The New Porsche 911 GT3 Is An Expected But Impressive Improvement To The Breed
The new, 922-generation Porsche 911 GT3 is quantifiably faster than its predecessor, offers a six-speed manual transmission (a seven-speed PDK is standard), and can lap the Nordschleife in less than seven minutes (Porsche development driver Lars Kern clocked a 6:59:93 time around the 12.94-mile version of the circuit, about 17 seconds faster than the last GT3, and less than five seconds off the last GT3 RS).
It’s wider and more powerful than its predecessor, has more downforce (up to 150% more when the adjustable aero pieces are set to their most extreme positions) and more tech, but it weighs almost exactly the same as the outgoing GT3 (PDK-equipped 992 GT3s weigh 3,164lbs; six-speeds are 3126lbs). The dry-sumped 4.0L flat-six is naturally aspirated, has six throttle bodies, is capable of revving to 9,000rpm, and produces a peak of 502hp and 346lb-ft of torque with a 13.3:1 compression ratio. Porsche says it’s almost identical to the motor used in the recently revealed 992 GT3 Cup. In other words, this is an impressive car that genuinely delivers on the overused marketing theme of bringing motorsport engineering to the street. And it comes as a surprise to nobody.
When Porsche does its job, successful evolutions of its road and race cars are expected. Each generation and version of the GT3 will retain faithful fans—there’s more to enjoy about cars than the lap times they’re capable of—but the 992 version is inarguably the most potent performer yet, as it should be. The really good news is that the improved potential doesn’t seem to come at the cost of disconnecting the driver from the experience.
For the first time in a GT3, the front suspension setup does away with McPherson struts in favor of a more precise, motorsport-derived double wishbone system similar to what’s used on the company’s 911 RSR race car, and between the wishbones up front and the multilink rear, not a single piece of the suspension package is shared with the standard 911. Aiding in the improved grip on the aerodynamics side of the equation is a new swan-mount rear wing that is manually adjustable into four positions, along with an adjustable front spoiler.
To help keep the weight down, Porsche uses lighter glass for the canopy, and carbon fiber reinforced plastic for the hood, rear wing, and front spoiler. Customers looking for even more weight reduction can also spec their cars with a carbon fiber roof and carbon fiber bucket seats that shed roughly 26lbs.
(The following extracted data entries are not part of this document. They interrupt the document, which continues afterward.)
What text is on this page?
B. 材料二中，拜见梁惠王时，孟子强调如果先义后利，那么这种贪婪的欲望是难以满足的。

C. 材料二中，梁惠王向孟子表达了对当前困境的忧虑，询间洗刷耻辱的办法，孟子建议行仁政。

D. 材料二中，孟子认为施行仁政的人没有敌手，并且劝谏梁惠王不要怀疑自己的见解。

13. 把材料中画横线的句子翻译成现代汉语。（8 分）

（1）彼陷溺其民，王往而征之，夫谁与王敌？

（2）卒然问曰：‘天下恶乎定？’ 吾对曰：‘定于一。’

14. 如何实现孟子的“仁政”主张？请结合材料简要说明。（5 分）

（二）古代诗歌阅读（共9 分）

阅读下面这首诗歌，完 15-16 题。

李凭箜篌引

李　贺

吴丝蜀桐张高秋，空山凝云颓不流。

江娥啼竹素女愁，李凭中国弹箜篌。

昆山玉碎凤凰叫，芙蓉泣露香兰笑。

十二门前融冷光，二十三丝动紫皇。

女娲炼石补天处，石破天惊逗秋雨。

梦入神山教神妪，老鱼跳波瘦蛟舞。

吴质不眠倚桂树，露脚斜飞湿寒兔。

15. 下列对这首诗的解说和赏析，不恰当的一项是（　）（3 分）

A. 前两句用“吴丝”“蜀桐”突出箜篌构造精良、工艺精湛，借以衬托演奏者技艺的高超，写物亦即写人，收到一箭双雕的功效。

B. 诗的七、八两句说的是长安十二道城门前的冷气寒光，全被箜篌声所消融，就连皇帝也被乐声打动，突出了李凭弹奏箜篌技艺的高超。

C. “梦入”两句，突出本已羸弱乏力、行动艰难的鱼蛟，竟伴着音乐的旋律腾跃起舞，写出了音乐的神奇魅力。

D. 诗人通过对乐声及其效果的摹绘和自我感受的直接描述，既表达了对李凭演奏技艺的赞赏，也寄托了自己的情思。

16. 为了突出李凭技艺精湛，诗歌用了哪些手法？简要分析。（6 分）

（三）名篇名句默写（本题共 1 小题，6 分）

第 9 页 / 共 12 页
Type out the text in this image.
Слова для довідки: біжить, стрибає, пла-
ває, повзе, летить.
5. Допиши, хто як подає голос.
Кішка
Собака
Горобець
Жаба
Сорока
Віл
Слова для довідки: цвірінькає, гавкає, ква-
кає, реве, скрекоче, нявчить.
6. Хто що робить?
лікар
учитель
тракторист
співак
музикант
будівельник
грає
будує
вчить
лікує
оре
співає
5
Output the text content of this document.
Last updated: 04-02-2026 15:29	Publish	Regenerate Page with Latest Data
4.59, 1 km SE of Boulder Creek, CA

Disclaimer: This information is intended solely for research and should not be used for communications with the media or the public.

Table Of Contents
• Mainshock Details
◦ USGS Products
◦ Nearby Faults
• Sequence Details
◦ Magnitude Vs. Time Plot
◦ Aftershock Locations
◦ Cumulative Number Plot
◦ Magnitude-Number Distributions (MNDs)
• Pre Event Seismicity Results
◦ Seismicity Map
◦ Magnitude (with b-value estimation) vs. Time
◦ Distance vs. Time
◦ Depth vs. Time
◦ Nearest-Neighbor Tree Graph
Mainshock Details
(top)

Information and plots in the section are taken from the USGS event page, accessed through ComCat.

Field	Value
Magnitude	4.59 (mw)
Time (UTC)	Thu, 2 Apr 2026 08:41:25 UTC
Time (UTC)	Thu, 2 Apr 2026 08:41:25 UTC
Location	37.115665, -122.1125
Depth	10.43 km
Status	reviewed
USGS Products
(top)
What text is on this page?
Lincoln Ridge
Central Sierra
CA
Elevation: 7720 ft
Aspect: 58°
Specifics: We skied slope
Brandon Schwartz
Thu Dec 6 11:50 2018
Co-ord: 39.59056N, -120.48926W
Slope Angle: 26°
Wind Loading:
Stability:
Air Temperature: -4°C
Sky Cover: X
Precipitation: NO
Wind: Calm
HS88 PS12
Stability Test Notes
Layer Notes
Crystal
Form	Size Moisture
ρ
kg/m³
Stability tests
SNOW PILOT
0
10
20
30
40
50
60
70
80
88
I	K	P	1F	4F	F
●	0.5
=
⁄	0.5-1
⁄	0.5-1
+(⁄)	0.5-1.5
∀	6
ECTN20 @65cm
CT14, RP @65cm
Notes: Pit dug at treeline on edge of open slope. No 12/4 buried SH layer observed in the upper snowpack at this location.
Further performance-enhancing options include the same tires used for the sub-seven-minute ‘Ring lap (Michelin Pilot Sport Cup 2 R), and ceramic composite brake discs (the standard brakes are 408mm irons in the front, 380mm in the rear, with six- and four-piston aluminum calipers respectively). While it may not make you a quicker hot-lapper, you can also spec the GT3 with the familiar Chrono option, which adds stopwatches to the dash and instrument cluster, as well as a lap trigger to keep track of your times during track days.
New GT3s are set to go on sale in the US this fall, with pricing yet to be announced. A Touring model without the rear wing will also be coming later, for those who prefer flying under the radar to flying laps.